SDS 374E. Visualization and Data Analysis for Science and Engineering.
Scientific visualization principles, practices, and technologies, including remote and collaborative visualization. Introduces statistical analysis, data mining, and feature detection. Three lecture hours a week for one semester. Statistics and Data Sciences 374E and Statistics and Scientific Computation 374E may not both be counted. Prerequisite: Mathematics 408D or 408M, 340, and prior programming experience using C or Fortran on Linux or Unix systems.
SDS 375. Special Topics in Scientific Computation.

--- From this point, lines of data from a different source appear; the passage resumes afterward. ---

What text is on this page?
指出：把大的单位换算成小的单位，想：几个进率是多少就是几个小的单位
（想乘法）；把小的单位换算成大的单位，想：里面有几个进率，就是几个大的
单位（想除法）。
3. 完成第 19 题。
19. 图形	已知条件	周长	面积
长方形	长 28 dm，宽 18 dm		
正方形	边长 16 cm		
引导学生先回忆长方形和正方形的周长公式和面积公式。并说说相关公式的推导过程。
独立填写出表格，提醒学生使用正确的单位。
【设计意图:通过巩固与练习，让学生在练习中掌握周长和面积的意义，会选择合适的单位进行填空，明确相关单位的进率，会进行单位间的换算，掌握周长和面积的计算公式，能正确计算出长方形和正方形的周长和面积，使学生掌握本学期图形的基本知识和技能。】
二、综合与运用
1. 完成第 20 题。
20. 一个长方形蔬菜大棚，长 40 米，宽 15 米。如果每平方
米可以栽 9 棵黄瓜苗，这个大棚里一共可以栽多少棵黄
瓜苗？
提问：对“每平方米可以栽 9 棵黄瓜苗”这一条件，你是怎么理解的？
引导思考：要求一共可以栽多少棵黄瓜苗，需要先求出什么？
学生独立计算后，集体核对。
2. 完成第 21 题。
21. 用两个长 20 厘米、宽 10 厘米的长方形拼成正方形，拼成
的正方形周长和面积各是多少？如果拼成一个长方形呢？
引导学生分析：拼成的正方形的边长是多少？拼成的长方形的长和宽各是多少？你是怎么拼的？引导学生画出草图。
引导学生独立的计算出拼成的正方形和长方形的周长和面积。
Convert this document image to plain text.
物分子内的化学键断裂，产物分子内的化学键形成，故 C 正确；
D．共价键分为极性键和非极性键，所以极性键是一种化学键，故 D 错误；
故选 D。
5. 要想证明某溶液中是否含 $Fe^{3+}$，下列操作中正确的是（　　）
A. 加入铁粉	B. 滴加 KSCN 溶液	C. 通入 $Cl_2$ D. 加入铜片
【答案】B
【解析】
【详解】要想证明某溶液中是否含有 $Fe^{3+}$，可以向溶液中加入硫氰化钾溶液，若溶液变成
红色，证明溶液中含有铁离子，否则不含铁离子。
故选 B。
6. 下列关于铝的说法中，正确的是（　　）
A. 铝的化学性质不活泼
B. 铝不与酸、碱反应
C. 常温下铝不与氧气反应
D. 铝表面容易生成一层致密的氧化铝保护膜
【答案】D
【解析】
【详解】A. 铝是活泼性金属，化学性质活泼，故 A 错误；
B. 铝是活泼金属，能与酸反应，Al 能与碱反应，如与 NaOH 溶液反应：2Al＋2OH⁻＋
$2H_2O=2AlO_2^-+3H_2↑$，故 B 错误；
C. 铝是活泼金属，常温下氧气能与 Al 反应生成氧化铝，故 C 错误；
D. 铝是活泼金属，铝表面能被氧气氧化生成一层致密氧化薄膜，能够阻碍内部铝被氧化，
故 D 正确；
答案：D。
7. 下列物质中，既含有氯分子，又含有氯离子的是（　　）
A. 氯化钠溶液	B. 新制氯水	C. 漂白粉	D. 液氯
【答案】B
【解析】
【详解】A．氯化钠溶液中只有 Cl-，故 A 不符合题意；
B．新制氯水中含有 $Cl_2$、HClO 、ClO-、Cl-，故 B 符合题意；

Three lecture hours a week for one semester. Statistics and Data Sciences 375 and Statistics and Scientific Computation 375 may not both be counted unless topics vary. May be repeated for credit when the topics vary. Prerequisite: Upper-division standing; additional prerequisites may vary with the topic.
SDS 378. Introduction to Mathematical Statistics.
Same as Mathematics 378K. Sampling distributions of statistics, estimation of parameters (confidence intervals, method of moments, maximum likelihood, comparison of estimators using mean square error and efficiency, sufficient statistics), hypothesis tests (p-values, power, likelihood ratio tests), and other topics. Three lecture hours a week for one semester. Only one the following may be counted: Mathematics 378K, Statistics and Data Sciences 378, Statistics and Scientific Computation 378. Prerequisite: Mathematics 362K with a grade of at least C-.
SDS 179R, 279R, 379R, 479R. Undergraduate Research.
Students work on an individual research project under the supervision of one or more faculty members. For each semester hour of credit earned, the equivalent of one lecture hour a week for one semester. May be repeated for credit. Prerequisite: Upper-division standing and consent of instructor.